Archive | July, 2013

What’s the point?

16 Jul

I had a nice chat to my cousin the other day, and she was asking me if it was ok that she had been reading this blog. I appreciate that in many ways it was very personal, but I made the decision early on that this wasn’t something to be embarassed about, and to try to be as factual as possible. However, she made me think about the various people reading here, and what the point of the whole thing is/was.

Teaching myself.

I wanted to understand what was going on, and I find writing things down in a way that is clear and logical forces you to clarify your own thoughts, and double check your assumptions. Maybe it is my long lost legal training, but I feel the need to ensure anything I write is backed up with facts – or at least the selective facts that I choose! There is lots of information scattered across the web, and this blog gave me a way to pull it together and remind myself where I was up to.
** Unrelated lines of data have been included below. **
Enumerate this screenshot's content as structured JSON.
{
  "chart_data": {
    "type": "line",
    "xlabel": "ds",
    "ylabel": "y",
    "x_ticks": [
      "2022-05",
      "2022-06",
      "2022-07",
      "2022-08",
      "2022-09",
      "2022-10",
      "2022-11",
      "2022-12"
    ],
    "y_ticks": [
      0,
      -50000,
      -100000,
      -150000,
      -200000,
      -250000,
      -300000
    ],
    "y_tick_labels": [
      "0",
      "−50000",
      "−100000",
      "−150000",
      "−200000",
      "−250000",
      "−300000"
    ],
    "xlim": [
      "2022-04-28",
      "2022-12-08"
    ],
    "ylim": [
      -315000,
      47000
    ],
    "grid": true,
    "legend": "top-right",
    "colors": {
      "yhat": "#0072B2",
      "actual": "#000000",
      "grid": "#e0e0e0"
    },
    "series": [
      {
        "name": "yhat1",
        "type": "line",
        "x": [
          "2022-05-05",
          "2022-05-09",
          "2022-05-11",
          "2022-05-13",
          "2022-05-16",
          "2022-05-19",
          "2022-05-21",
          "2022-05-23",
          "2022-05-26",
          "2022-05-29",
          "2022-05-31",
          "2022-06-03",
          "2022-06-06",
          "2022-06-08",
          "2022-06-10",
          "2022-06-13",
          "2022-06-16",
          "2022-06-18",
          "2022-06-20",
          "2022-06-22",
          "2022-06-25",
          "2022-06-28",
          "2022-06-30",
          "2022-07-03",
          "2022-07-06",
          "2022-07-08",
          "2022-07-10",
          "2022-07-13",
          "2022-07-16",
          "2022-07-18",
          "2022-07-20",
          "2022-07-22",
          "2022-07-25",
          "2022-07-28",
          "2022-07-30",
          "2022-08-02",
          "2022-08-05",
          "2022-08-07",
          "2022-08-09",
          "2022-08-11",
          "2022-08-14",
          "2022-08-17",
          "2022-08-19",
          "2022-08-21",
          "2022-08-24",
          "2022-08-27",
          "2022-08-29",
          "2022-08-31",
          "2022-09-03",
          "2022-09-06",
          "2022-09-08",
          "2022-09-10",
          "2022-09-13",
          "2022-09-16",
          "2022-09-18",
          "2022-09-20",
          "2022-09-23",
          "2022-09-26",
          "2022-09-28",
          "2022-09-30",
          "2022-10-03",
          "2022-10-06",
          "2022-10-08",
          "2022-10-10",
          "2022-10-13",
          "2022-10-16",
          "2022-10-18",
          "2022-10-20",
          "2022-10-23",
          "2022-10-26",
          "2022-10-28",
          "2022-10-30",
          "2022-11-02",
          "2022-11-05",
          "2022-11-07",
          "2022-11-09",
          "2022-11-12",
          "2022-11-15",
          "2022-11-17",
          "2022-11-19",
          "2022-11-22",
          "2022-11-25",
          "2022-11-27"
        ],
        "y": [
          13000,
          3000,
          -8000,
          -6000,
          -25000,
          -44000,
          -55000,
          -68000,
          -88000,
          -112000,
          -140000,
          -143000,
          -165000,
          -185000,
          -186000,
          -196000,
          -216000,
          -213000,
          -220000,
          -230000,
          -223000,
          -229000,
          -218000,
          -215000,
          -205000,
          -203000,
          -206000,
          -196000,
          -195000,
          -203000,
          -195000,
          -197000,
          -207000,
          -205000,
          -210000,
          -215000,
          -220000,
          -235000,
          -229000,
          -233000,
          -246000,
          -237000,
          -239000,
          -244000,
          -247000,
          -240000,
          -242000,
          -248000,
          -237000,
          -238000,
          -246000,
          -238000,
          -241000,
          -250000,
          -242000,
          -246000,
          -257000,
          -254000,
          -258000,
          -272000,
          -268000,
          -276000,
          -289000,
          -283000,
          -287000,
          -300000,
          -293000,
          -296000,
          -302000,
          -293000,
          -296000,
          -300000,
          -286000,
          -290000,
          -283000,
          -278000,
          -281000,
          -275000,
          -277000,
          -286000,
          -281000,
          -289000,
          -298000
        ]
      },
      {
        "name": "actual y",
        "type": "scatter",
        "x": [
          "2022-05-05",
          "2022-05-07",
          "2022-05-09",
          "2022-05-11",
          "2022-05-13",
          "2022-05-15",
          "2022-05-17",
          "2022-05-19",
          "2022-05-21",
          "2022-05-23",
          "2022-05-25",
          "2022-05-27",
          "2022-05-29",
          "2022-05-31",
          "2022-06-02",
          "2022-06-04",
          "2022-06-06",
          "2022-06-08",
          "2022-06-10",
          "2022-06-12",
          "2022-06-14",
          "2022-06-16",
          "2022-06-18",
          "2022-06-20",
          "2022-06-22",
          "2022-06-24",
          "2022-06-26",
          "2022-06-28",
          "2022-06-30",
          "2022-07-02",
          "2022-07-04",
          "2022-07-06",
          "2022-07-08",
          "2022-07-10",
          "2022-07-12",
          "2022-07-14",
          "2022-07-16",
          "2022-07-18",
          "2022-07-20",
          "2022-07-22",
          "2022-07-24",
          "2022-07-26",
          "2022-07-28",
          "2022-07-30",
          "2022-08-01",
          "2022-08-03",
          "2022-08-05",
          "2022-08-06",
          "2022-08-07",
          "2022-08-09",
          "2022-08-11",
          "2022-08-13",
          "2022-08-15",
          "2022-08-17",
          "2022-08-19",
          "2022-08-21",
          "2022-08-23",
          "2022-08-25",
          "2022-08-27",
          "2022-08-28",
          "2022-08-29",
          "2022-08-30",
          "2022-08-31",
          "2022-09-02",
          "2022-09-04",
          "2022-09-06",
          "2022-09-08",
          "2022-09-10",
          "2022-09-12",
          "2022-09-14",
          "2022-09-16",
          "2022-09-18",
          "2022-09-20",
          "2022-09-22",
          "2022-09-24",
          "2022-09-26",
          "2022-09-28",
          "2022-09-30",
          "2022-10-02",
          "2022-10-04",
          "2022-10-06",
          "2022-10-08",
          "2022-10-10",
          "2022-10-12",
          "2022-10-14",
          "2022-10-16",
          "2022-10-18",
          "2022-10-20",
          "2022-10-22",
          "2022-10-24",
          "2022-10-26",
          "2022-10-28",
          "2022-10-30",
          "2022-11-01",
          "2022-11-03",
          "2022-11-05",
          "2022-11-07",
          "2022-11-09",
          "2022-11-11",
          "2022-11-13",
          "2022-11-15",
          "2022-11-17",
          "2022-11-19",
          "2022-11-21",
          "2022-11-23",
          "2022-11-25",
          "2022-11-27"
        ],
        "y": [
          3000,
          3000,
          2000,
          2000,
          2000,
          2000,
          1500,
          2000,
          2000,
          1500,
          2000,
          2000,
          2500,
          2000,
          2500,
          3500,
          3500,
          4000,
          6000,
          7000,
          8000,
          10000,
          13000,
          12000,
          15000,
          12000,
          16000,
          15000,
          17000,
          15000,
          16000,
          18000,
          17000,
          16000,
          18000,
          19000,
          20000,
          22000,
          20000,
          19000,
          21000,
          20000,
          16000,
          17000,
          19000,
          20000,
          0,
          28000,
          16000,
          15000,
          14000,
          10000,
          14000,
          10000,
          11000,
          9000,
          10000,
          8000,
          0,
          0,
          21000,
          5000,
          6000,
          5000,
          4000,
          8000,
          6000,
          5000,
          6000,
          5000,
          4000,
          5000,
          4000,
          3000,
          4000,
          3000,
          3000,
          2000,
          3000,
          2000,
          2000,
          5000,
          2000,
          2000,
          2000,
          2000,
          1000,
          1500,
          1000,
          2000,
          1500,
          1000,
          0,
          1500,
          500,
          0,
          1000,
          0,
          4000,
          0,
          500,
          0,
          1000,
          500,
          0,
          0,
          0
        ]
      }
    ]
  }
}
Informing family and friends:

With so many of my family and friends around the world, it is easier to let them know what is happening via the blog rather than lots of conversations. Treatment is tiring, and while I know people are worrying, making 10 phone calls straight after operations, or even when you are at home feeling a bit flat, isn’t easy.

Also, when I do see people it means we can skip a little over things that have already happened.

During the early stages, when I was so stressed and unhappy, I did find that everyone asked so many questions. Please please… no-one take this the wrong way – I love that you were asking, and would be upset if you hadn’t, but I did find it helpful (for all parties) to give people a little more knowledge.

why

At the start of cancer treatment, the big problem is that you just don’t know where it is, has it spread, or what is to come. The first operations were actually mainly diagnostic, plus all the scans, endless meetings with a variety of doctors, and then even more tests. At that stage things move really fast, and plans change day to day. I had to learn to stop trying to control things, and just take each change in direction as it happened.
However, logically at this stage family and friends want to know what are the likely outcomes, what are the treatment options, what’s the prognosis for various results – and sometimes you just want to say ‘I don’t know, I’m not thinking about it yet. I’m trying to take each day as it comes – but it’s great you want to know, so go read the blog for details’

(To be honest, more often it came out as ‘I don’t know – I DON’T F*%&£NG KNOW!!’ –> then tears and disappear to bed. Or I would end up in a random argument about something else. But the nice controlled statement above is what I really meant!)

Despite how calm I may have appeared on this blog, I was a mess for quite a while, especially early on. I know in the end this was a pretty ‘minor’ cancer, but at the start you can’t help but imagine every scenario, and all the fears that cancer brings with it. I spent many nights literally walking around the flat in circles – not able to sleep, and just trying to shut up my mind from worrying about everything and anything. This blog helped me by clearing my head, and removing one worry – which was how to tell people quickly and effectively what was happening.

The sleeping pills also helped!

The support of the crowd

crowdsurf

I really liked that so many people would view the blog. It did make a big difference heading into operations knowing there was goodwill coming from around the world. I’ve always loved the idea of how small the world is, and how we are held together despite long distances.

You know those maps you get on the plane – showing you path from start curving around the earth to your destination? I imagined something like that with goodwill and thoughts, all working their way to my little room in the Marsden hospital. I’m not sure I believe in the power of prayer, but the mental image of support from so many people was definately in my mind as I shut my eyes going into surgery, and it makes a big difference.

Flightpaths

Helping others:

I can see the search terms used for people who find this blog. Although the most popular is ‘legs’ 😉 , followed by ‘I’m fine’ (!!) the rest mostly are various searches by people dealing with early cancer, CIN3, colposcopies, and some heart wrenching searches like ‘how much longer will I live with cervical cancer’. They come from all over the world, and even without me posting for a long time there are hits every day.

Some get in touch with me, but many don’t, and I hope this blog has helped some people with their fears, and to understand that they are not alone.

guidance

So that’s why this blog exists! It’s overpersonal in many ways –  but writing it is easier than explaining a trachelectomy in person!